Pennsylvania Conference President Re-elected Despite Opposition to His Support for Women in Ministry
by AT News Team
Pastor Ray Hartwell was re-elected on Sunday (November 11) as president of the Pennsylvania Conference of the Seventh-day Adventist Church despite the opposition of a small number of people on the nominating committee. A secret ballot among delegates at a regular constituency session voted at 4:30 p.m., 236 to 102 to appoint Hartwell for another three-year term. A round of applause immediately occurred.
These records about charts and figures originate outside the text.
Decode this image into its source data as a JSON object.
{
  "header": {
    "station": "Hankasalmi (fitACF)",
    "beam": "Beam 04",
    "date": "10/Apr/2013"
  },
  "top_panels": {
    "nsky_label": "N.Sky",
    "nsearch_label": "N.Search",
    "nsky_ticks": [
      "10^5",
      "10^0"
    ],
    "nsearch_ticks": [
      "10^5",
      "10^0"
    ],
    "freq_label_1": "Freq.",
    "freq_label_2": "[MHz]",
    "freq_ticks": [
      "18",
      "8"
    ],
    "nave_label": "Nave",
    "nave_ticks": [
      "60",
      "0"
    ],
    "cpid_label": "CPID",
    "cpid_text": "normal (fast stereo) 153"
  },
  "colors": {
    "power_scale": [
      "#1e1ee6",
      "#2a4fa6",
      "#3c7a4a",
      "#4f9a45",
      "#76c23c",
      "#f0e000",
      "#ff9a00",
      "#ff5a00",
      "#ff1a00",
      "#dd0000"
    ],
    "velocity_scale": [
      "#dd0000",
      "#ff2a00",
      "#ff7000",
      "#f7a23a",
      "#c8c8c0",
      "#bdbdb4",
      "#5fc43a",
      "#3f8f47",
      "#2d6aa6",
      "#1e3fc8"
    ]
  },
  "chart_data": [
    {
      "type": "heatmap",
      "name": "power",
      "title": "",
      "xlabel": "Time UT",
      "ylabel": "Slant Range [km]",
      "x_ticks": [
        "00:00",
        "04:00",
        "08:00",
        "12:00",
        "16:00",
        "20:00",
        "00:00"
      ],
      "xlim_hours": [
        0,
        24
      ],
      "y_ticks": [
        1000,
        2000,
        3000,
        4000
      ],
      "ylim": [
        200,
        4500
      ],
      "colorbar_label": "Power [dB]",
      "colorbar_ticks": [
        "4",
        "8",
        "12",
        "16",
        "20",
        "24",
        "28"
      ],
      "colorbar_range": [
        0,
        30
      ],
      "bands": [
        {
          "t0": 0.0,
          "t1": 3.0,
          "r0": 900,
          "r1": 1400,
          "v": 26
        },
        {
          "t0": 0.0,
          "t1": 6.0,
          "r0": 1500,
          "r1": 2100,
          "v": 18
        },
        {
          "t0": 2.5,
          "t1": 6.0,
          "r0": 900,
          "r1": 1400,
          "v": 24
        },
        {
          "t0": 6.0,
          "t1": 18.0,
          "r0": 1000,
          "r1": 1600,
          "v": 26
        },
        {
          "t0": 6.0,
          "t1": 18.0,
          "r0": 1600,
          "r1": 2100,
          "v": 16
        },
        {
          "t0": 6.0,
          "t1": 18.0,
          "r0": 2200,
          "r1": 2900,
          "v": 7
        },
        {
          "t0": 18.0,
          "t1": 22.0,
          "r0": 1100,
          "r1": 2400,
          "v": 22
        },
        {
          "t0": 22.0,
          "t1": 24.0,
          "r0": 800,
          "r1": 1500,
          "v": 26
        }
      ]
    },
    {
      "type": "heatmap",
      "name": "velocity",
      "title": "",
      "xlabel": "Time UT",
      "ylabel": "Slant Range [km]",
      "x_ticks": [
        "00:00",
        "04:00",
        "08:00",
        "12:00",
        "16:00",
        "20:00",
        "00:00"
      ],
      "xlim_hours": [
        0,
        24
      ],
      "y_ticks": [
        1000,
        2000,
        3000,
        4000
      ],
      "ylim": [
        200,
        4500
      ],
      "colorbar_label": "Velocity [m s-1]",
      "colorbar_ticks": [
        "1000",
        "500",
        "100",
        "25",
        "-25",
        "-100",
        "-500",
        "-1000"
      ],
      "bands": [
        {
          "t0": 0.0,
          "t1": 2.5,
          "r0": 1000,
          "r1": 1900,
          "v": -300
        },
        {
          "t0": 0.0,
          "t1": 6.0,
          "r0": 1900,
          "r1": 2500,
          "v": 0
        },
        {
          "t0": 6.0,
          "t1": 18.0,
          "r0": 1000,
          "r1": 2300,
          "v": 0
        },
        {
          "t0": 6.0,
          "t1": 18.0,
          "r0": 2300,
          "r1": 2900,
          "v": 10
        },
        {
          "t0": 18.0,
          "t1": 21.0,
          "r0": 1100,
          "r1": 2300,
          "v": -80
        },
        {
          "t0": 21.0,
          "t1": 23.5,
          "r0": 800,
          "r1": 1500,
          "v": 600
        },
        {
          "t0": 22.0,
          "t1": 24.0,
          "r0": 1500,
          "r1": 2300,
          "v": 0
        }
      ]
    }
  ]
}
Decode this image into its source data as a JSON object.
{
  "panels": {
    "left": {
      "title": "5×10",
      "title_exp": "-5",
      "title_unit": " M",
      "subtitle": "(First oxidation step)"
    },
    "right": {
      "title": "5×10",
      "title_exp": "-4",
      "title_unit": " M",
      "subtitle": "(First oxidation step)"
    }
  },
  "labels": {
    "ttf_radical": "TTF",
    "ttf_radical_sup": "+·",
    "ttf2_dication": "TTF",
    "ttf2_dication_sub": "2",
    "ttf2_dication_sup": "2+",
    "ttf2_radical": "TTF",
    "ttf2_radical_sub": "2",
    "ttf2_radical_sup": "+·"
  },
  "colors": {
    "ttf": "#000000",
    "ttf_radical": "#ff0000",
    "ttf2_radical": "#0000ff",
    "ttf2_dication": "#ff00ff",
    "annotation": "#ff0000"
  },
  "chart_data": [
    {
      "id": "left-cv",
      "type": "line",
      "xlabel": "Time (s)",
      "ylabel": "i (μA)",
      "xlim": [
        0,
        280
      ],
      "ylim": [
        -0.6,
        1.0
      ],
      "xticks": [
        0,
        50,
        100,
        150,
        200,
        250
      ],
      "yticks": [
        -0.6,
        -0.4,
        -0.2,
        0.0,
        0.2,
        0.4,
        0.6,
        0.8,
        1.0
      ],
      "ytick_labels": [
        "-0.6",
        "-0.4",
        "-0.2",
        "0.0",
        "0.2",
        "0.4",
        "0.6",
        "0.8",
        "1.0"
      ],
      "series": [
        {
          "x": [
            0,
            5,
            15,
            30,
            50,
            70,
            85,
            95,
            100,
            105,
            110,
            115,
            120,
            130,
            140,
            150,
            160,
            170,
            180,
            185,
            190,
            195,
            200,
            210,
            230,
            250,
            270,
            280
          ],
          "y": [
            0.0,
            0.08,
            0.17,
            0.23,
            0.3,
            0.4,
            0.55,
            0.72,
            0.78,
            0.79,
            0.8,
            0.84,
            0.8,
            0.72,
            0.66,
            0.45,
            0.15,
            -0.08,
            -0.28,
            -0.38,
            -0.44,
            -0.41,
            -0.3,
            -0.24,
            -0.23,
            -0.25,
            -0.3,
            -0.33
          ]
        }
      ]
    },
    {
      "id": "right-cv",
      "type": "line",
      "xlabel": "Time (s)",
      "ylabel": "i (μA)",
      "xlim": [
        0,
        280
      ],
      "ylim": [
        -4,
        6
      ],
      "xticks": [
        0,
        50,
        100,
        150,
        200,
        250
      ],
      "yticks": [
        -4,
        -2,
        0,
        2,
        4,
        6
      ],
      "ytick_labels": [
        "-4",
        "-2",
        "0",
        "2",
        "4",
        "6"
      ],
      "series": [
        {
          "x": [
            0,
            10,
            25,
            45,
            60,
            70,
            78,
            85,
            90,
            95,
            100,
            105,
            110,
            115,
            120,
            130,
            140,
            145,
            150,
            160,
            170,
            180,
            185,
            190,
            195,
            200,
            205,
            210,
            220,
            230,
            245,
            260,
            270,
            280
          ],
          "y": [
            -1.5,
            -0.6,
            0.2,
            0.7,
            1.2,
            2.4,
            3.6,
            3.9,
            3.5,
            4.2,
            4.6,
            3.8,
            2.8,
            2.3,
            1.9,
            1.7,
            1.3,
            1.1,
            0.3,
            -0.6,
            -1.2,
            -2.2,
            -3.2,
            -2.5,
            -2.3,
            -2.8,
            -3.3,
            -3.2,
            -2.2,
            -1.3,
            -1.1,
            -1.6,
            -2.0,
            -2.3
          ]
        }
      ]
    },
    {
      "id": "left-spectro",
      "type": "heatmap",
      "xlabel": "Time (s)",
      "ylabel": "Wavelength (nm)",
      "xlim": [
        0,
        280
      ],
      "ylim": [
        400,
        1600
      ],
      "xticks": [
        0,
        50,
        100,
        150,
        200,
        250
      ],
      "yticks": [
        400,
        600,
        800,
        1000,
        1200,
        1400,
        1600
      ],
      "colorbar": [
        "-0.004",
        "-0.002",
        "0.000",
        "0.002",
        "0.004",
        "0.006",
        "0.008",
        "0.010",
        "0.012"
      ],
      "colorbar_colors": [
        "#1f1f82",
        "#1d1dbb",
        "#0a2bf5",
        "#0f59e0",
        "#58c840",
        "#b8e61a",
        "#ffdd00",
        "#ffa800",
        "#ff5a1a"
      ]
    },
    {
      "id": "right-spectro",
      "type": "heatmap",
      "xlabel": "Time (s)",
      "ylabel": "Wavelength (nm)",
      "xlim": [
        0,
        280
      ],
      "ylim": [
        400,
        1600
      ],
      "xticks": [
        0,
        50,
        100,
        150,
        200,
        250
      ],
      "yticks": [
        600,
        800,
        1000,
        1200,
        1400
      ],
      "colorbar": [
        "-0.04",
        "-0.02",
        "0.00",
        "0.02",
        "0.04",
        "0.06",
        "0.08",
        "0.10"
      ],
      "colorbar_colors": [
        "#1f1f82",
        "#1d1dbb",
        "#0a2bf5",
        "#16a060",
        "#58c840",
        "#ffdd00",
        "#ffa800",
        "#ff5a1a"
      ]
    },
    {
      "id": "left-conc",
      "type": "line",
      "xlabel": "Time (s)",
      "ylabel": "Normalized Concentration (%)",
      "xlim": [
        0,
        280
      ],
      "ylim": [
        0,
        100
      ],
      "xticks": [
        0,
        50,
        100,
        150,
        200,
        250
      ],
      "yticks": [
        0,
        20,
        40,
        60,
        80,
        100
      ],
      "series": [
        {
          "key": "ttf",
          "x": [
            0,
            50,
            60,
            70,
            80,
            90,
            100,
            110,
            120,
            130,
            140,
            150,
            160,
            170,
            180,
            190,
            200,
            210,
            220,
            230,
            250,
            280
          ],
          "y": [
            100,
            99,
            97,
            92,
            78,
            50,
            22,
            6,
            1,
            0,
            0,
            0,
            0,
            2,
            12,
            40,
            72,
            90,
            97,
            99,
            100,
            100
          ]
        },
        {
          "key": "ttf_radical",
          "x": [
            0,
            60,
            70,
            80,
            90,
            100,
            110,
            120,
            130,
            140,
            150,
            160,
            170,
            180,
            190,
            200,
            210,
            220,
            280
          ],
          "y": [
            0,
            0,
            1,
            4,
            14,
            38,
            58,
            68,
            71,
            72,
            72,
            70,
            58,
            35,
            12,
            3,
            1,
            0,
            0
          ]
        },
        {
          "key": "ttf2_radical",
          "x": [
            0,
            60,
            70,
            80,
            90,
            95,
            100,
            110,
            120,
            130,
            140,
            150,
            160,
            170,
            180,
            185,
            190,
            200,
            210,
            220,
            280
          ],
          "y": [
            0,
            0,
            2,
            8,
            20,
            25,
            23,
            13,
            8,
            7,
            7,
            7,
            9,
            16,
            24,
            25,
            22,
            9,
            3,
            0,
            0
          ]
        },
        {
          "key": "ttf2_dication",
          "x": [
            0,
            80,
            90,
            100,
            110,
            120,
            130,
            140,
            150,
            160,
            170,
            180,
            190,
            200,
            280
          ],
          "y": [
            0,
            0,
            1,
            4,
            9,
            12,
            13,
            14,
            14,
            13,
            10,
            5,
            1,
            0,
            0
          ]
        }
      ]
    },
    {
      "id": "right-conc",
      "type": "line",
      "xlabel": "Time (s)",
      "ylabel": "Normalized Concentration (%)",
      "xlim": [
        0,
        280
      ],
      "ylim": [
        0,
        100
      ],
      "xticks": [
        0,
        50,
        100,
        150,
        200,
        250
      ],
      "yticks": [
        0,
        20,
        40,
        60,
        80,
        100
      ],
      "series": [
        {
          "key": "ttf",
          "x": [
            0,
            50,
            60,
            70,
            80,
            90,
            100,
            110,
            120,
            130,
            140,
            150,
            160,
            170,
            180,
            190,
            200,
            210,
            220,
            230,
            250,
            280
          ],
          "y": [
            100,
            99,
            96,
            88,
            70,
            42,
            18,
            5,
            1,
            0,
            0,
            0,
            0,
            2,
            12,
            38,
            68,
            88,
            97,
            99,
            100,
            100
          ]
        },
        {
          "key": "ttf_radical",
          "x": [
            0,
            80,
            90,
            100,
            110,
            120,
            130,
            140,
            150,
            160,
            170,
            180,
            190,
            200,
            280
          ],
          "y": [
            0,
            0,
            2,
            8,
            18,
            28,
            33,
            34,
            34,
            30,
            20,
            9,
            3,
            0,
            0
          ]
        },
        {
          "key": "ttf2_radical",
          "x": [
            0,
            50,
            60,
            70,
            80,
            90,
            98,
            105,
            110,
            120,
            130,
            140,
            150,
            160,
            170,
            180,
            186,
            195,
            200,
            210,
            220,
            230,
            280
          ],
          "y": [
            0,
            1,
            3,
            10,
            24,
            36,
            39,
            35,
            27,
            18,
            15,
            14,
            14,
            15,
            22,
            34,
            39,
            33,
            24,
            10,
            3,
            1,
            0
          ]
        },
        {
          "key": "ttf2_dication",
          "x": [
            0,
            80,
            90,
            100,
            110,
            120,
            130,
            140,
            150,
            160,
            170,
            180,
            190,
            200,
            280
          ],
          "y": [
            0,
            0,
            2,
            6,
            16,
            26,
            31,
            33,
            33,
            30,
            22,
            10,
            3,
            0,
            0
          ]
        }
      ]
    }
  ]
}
The nominating committee had previously recommended Pastor Mike Ortel, president of the denomination’s Northern New England Conference. This resulted in heated debate and a request to return the recommendation to the nominating committee for further consideration. At 12:30 p.m. Columbia Union Conference president Pastor Dave Weigley, in the chair, sent the delegates to lunch and asked the nominating committee to meet with him. Many people lined up to make statements to the committee as it met into the afternoon.
Hartwell has specifically avoided moving ahead with the ordination of women pastors despite the fact that there is at least one clear candidate for such a move. He has been criticized for commissioning Pastor Tara VinCross, senior pastor at the Chestnut Hill Church in Philadelphia, even though that is entirely within denominational policy and fully authorized by the General Conference (GC). Opposition has come from those who believe that women should not exercise spiritual leadership of any kind.
The attempt to replace Hartwell as conference president on this issue is ironic since he is the delegate at the 2010 GC Session in Atlanta who asked for a study of the theology of ordination. That request resulted in an announcement a few days later by newly-elected GC President Ted Wilson that such a study would be conducted which set the stage for the current controversy on this topic.
Adventist Today has been told that in addition to the issue of women in pastoral ministry, there were also people in the conference who were upset with Hartwell’s handling of the youth camp facilities owned by Pennsylvania Conference. It is located in the far western reaches of the state while the majority of the membership lives in the eastern part of the conference. It has been a cause of contention since the Pennsylvania Conference was created from a merger of the previous West Pennsylvania and East Pennsylvania conferences nearly a half century ago. There has been sharp disagreement over whether to sell the property and purchase a new site closer to the middle of the state as well as years when the facilities have gone unused.
“A more than two to one margin of support for Elder Hartwell in a conference as conservative as Pennsylvania is a good sign,” a retired pastor who served in the state told Adventist Today. “It appears that support for women in ministry has grown to include a strong majority of Adventists across North America and Europe.”
Chaplain Barbara Rutt, a commissioned minister in the Pennsylvania Conference serving as a chaplain for Lehigh Valley Health Network, told Spectrum, the journal of the largest organization of Adventist academics, “Women in ministry was only discussed in pockets of people during the lunch break. Some are for it, some are not. It is an issue that for now in Pennsylvania is best left for [the] 2015 General Conference Session.” Rutt and her husband were delegates at the constituency session.